WASHINGTON – The United States is expected to suspend trade privileges for Bangladesh because of concerns over labor rights and worker safety that intensified after hundreds died there in the global garment industry’s worst accident.
Congressional aides said the Obama administration would make its announcement today, the culmination of a yearslong review of labor conditions in the impoverished South Asian nation.
Democratic lawmakers have been pushing for the step. Under the Generalized System of Preferences, Bangladesh can export nearly 5,000 products duty-free to the U.S., its leading market.
While the GSP covers less than 1 percent of Bangladesh’s nearly $5 billion in exports to the U.S. and doesn’t include the lucrative garment sector, it could deter American companies from investing in Bangladesh.
The office of U.S. Trade Representative has said a decision would be made by the end of June whether to curtail Bangladesh’s trade privileges. The office did not respond Wednesday to requests for comment.
Bangladesh, one of the world’s poorest countries, is anxious to keep the trade benefit.
While the immediate economic costs may not be significant, it carries reputational costs and may sway a decision by the European Union, which also is considering withdrawing GSP privileges.

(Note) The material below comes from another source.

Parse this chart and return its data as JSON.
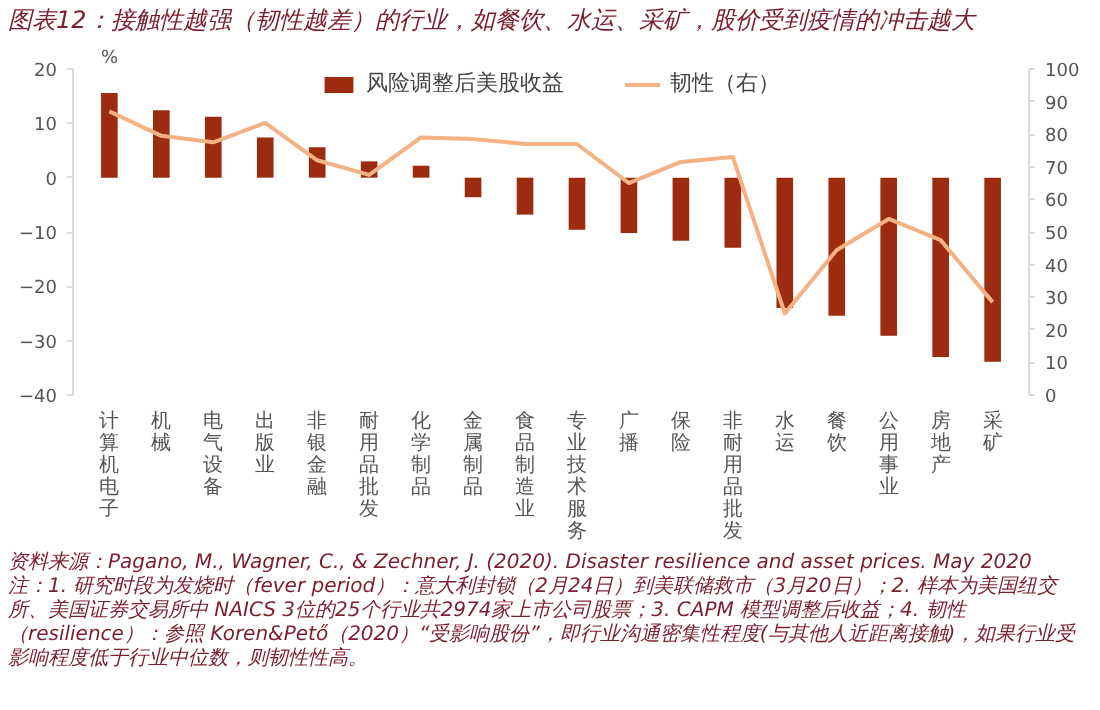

EU action could have a much bigger economic impact, as its duty-free privileges cover garments.
Bangladesh’s government says it is taking steps to improve worker safety after the April 24 collapse of Rana Plaza in Dhaka that killed 1,129 people, and to amend the nation’s labor law.
The U.S. Trade Representative review of labor conditions in Bangladesh follows a petition filed in 2007 by the AFL-CIO seeking withdrawal of the GSP benefits.
The review was expedited late last year amid concern from U.S. lawmakers on deadly industrial accidents, deteriorating labor rights and the April 2012 killing of prominent labor activist Aminul Islam – a case that has not been solved.
Calls for the benefits to be curtailed have multiplied since the Rana Plaza disaster.